Contact geometry is intended primarily to applications of mechanical systems with time varying Hamiltonians by adding time to the phase space coordinates. The dimension of contact manifolds is thus odd. Contact geometry is formulated in terms of a basic one form, the contact one form:

$$ \alpha = dq^0 -p_i dq^i$$

($q^0$ is the time coordinate). The key observation in Rajeev's formulation is that one can identify the contact structure with the first law:

$$ \alpha = dU -TdS + PdV$$

I'm afraid that from the aesthetic side, there is not too much differential geometry to discover in (equilibrium) thermodynamics (at least on an undergrad level and if you don't want to bother with the conceptual question how to properly define the idea of heat for the most abstract situations). I suppose any book on thermodynamics has some sections, which makes use of the mathematical properties, which come from holding on parameter constant and so on.

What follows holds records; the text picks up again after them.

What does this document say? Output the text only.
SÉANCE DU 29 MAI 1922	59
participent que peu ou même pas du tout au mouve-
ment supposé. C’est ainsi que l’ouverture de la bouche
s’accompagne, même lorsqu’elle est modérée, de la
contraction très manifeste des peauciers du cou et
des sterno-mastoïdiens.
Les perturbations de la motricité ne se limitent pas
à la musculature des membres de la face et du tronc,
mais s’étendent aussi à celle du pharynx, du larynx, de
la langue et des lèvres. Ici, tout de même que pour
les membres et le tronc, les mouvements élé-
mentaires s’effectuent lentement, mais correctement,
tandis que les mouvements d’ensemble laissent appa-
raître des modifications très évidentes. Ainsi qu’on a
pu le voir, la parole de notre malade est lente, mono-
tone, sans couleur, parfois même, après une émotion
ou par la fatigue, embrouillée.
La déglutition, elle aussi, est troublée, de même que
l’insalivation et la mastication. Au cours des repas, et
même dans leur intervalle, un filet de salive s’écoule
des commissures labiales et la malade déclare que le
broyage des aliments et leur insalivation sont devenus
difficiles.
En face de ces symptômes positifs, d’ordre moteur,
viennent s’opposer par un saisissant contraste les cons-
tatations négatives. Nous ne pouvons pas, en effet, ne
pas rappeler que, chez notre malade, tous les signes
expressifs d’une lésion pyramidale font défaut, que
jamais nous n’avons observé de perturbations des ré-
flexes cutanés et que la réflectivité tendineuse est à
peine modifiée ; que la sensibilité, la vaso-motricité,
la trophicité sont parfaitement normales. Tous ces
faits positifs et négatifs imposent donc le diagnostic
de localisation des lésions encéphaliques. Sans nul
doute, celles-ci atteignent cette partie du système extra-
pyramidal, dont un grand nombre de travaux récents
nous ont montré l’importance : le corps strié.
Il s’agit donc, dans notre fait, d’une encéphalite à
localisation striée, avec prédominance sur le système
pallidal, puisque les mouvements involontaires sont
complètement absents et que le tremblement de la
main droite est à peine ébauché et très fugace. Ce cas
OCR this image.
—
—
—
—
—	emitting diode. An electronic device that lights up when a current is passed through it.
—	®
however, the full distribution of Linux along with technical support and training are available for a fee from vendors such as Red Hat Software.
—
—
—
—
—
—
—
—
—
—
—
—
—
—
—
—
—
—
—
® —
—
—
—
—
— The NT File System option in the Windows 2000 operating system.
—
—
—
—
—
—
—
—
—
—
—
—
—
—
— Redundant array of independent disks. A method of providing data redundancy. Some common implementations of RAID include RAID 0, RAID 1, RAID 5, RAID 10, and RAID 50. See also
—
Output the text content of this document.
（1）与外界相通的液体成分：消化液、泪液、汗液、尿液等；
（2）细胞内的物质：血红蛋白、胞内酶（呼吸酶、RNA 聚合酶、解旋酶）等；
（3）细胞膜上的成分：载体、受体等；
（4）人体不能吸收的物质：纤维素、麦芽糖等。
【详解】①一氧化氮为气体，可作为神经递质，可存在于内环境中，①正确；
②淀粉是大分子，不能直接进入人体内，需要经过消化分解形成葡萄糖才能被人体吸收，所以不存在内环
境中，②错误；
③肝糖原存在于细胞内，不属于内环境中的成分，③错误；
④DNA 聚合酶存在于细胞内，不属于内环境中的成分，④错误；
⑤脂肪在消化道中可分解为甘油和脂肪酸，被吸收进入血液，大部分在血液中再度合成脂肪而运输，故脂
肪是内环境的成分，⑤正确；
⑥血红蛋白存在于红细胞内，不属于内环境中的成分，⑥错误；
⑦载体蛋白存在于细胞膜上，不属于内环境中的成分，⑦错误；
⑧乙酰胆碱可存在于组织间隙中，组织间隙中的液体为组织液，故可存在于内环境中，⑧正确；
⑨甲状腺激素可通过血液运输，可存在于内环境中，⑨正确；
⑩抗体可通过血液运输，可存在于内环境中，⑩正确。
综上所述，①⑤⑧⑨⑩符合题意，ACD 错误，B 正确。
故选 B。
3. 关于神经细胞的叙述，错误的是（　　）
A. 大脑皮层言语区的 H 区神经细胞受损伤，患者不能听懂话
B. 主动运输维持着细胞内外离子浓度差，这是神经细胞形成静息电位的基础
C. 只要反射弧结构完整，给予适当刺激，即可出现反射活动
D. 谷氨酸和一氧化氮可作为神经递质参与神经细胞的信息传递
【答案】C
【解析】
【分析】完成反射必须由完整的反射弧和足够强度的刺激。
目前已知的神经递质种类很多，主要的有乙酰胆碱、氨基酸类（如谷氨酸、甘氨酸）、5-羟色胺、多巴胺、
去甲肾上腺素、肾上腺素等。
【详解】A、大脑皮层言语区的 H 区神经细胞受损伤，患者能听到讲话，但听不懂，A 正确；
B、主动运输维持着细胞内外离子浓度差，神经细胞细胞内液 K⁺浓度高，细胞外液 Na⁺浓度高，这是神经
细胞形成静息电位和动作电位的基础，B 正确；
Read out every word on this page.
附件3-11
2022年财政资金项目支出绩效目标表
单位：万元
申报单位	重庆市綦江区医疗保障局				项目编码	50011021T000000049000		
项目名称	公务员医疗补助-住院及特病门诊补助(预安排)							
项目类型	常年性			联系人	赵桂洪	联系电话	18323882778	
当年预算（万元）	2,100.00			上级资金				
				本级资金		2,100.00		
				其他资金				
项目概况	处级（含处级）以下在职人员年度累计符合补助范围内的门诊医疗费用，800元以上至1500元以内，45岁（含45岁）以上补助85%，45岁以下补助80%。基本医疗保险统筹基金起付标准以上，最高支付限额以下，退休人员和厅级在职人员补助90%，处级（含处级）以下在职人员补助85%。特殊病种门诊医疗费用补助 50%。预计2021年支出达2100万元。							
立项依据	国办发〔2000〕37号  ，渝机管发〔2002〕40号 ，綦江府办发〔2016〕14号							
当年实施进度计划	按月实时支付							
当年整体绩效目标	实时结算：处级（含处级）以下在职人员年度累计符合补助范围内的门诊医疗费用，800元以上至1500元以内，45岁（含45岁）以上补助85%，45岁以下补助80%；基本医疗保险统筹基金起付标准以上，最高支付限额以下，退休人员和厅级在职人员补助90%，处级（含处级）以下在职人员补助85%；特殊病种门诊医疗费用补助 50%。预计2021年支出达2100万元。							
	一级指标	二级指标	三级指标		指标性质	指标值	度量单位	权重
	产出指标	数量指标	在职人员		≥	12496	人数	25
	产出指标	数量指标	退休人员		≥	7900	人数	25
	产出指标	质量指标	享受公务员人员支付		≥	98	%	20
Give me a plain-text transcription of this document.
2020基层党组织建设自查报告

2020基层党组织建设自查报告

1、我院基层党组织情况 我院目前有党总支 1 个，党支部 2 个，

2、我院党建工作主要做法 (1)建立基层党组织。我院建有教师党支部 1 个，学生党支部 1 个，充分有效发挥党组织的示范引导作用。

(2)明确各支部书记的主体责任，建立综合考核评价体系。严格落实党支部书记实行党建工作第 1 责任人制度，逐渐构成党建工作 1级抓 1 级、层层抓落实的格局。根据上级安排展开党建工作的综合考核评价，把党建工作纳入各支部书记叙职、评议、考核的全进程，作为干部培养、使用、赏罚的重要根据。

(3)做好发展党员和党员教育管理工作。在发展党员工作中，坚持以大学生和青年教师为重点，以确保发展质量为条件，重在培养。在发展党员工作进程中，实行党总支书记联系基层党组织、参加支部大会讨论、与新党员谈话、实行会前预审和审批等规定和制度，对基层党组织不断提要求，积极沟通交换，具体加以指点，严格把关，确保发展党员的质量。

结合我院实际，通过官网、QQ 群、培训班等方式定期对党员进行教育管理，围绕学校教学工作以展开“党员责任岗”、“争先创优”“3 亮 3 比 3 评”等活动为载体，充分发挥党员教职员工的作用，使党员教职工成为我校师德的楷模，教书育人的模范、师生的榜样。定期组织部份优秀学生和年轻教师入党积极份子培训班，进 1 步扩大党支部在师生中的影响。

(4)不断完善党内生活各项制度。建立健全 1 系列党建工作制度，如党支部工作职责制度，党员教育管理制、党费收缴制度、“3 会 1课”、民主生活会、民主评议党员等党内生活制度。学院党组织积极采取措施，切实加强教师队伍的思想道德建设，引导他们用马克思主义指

So I suggest that starting with the axioms and the potentials, you involve yourself with the following basic statements, which make "heavy use" of the formalism:

  • Maxwell relations

  • Gibbs-Duhem equation

  • Gibbs–Helmholtz equation

(The articles all contain the derivations too)

Chapter 7 of my online book Classical and quantum mechanics via Lie algebras derives in 17 pages (pp. 161-177) the main concepts of equilibrium thermodynamics in a physically elementary and mathematically rigorous form. Differential forms appear on p.167 where reversible transformations are defined, and are applied on p.168 to the Gibbs-Duhem equation and the first law of thermodynamics.

Note that Chapter 7 is completely self-contained can be read independent from the earlier chapters.